I thought of it again when a young woman posted an article this month detailing her struggle over the reality that she’d been forced to become a stay-at-home Mom. “No one wants to hear a TedTalk from a woman who gave up her career to follow her husband to another country for his career. Where are the lessons learned and inspirational stories in that?” wrote Dorin Greenwood.
I considered it deeply as I wrote this blog post some months ago, pointing out that my corporate executive friends are out of shape and look awful. That’s not how it should be if you’re fulfilled, am I right?
But I thought the most about it when I lived the corporate leader life, traveling constantly and missing things at home, and pissing my wife off tremendously in the process. I resented her quiet (but not subtle) temper tantrums each time I headed out of town – she was failing to support my climb up the ladder! And then I got royally shafted by people I’d supported for over fifteen years, people I considered friends, but who clearly considered me just a tool to get what they wanted. But I still had one cheerleader: my wife. I finally took a step back and thought deeply about what’s really important to me. And I realized that through all that time, I’d been every bit as miserable as I’d made her. I wasn’t chasing my life, our life – I was chasing a life all those people who wound up dumping on me decided I should have.
Since then I’ve tried very hard to have the right priorities. I still screw them up, but I guarantee you I’m a lot closer to living the life I want to live now than I was back then. My wife and my boys and my health come first now. It was very nice to reflect during the movie last month that I long ago jettisoned that cathedral I was letting other people run me into the ground to build. Oh, I’m still building – but it’s increasingly a design of my own making.

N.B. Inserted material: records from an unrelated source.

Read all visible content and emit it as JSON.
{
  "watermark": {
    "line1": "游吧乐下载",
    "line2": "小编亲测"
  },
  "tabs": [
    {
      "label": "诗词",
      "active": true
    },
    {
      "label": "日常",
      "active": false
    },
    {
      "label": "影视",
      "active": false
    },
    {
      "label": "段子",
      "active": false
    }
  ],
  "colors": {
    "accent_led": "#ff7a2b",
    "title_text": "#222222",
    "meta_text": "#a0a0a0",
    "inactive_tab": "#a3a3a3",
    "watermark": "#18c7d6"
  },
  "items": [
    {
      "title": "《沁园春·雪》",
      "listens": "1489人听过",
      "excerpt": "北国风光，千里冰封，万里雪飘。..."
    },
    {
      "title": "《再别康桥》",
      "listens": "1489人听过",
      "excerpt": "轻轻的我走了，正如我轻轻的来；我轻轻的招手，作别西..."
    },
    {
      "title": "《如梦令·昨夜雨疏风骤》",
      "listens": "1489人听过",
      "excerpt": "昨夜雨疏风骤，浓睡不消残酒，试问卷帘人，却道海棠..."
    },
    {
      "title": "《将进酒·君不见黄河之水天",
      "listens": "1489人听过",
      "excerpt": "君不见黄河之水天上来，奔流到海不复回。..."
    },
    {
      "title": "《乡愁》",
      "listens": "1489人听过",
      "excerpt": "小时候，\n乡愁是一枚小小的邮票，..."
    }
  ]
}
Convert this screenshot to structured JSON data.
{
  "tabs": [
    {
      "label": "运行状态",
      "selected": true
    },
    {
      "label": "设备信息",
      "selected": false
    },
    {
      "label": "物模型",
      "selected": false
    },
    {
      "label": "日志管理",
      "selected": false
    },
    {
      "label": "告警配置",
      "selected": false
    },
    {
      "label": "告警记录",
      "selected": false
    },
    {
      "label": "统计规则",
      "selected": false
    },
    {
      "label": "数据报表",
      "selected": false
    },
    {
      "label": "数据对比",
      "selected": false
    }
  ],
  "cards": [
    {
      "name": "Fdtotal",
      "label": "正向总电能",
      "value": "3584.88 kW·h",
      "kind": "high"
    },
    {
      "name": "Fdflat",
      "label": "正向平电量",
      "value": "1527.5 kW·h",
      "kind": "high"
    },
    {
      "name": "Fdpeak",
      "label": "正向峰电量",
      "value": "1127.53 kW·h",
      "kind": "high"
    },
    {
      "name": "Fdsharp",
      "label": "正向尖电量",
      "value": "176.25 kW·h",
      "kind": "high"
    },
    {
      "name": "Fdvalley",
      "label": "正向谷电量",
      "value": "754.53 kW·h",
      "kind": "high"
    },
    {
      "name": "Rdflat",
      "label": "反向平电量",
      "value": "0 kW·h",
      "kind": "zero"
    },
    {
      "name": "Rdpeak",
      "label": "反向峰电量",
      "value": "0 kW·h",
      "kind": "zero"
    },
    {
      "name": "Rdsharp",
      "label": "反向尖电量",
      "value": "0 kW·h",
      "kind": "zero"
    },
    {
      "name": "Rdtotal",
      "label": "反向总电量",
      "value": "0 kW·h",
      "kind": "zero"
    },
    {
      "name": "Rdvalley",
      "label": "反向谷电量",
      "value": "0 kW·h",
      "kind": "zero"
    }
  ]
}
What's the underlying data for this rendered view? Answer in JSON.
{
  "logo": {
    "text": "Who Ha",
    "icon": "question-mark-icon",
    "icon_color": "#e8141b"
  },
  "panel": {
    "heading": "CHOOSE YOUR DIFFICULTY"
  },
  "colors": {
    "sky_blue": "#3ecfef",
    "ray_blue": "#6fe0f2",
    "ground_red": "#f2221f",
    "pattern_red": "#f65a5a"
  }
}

In the movie, Cary Grant plays the magnetic angel Dudley who shows up to answer the bishop’s prayer for help. Dudley’s increasingly close (and therefore threatening) relationship with Bishop Brougham’s daughter, servants, friends, and most of all, wife Julia (played by the radiantly lovely Loretta Young), brings the bishop back to his senses and has him abandon the planned cathedral to save his marriage, his family, and himself.
That’s probably not going to happen for you, an angel showing up to make everything right. What will it take for you to put first things first, to throw out those cathedral plans that others – your bosses, your colleagues, society – are trying to shove down your throat?